Nonostante buona parte dei collaboratori sia stata coinvolta nella realizzazione di Cidade de dios, dove le scene di violenza quotidiana dominavano la scena (così come avviene per Tropa de elite), qui la scelta è andata in tutt'altra direzione. Non è il sangue della repressione o la violenza, latente o evidente, a entrare in campo. Il tono è vicino a quello della commedia. E il peso del film poggia sulle fragili spalle di Michel Joelsas, scovato dal regista dopo un'infinità di ricerche, così come per Daniela Piepszyk che interpreta Hana. E i due ragazzini sono di una freschezza disarmante, riuscendo a iniettare dosi di credibilità a un racconto che avrebbe potuto facilmente scivolare verso una deriva banale o melodrammatica. Invece tutto si tiene i goal di Pelè e la frenetica attività dei militari in cerca di oppositori, i giochi infantili e i rituali della comunità ebraica, lo sguardo innocente su un mondo che di innocente ha ormai solo la gioia genuina, spontanea e immediata legata a una vittoria conquistata sui campi di calcio per portare definitivamente a casa la Coppa Rimet, così come voleva il regolamento che l'assegnava in via definitiva a chi l'avesse conquistata per la terza volta. Il tutto condito dalla musica che spazia da brani tradizionali a Caetano Veloso e Roberto Carlos, rifuggendo però dal folklore per ridare invece spessore alle storie di un'umanità semplice, affidandosi al ricordo che tutto trasfigura.

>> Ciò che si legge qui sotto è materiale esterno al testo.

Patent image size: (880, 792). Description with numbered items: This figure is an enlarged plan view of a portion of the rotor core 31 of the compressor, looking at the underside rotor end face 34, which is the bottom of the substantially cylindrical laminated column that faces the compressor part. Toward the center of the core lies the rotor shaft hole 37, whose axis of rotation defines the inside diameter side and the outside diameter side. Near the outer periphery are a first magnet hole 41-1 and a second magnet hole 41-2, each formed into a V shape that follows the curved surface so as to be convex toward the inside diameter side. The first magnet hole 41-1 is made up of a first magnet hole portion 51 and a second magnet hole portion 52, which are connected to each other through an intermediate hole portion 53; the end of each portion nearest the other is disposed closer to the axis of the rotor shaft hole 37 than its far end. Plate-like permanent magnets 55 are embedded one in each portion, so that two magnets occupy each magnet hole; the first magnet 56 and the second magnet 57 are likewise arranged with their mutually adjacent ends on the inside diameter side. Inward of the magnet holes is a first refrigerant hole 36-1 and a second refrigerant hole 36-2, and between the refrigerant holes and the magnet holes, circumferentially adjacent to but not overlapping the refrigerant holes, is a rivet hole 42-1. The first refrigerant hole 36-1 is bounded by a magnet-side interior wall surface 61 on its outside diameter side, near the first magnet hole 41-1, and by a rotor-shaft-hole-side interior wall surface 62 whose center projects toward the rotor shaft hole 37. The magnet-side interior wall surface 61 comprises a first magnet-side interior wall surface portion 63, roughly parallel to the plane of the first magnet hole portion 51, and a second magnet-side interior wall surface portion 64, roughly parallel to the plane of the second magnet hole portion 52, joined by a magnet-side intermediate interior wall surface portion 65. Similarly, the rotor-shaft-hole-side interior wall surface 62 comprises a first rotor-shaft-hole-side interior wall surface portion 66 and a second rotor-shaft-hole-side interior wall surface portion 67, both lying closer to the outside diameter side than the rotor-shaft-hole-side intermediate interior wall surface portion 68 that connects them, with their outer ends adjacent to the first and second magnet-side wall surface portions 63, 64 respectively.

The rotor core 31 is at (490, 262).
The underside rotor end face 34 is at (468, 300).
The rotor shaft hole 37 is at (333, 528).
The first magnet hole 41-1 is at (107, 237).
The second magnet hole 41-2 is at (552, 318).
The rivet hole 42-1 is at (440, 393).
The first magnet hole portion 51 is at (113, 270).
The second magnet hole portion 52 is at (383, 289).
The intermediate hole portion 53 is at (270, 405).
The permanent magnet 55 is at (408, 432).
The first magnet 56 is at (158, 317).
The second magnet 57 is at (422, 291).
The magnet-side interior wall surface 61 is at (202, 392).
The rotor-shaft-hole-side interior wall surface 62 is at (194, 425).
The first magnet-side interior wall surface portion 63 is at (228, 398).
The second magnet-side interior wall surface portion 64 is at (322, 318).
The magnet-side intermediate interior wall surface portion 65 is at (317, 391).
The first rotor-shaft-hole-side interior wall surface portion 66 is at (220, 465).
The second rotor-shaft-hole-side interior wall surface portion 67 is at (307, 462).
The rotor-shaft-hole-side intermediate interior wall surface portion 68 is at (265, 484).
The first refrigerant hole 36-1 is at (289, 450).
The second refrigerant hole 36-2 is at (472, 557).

Non c'è la consapevolezza di vivere momenti importanti della propria vita mentre questi accadono, ma alla luce del ricordo e della ricostruzione tutto assume toni e colori diversi, emotivamente più intensi. Si può anche afferrare a posteriori la felicità di un momento gramo e contraddittorio, fatto di fughe, dittature, persecuzioni. Ma per fortuna con quel campionato mondiale vinto che permette di ritrovare sorriso e gioia di vivere. Nonostante tutto. Anzi senza dimenticare tutto il resto, perché non c'è rimozione dell'orrore rappresentato dalla dittatura militare, solo che questo aspetto non è insistito, per Hamburger conta più la memoria del vissuto e la sua rappresentazione, la piccola vicenda che va a raccontare, lasciando che altri si occupino della Storia.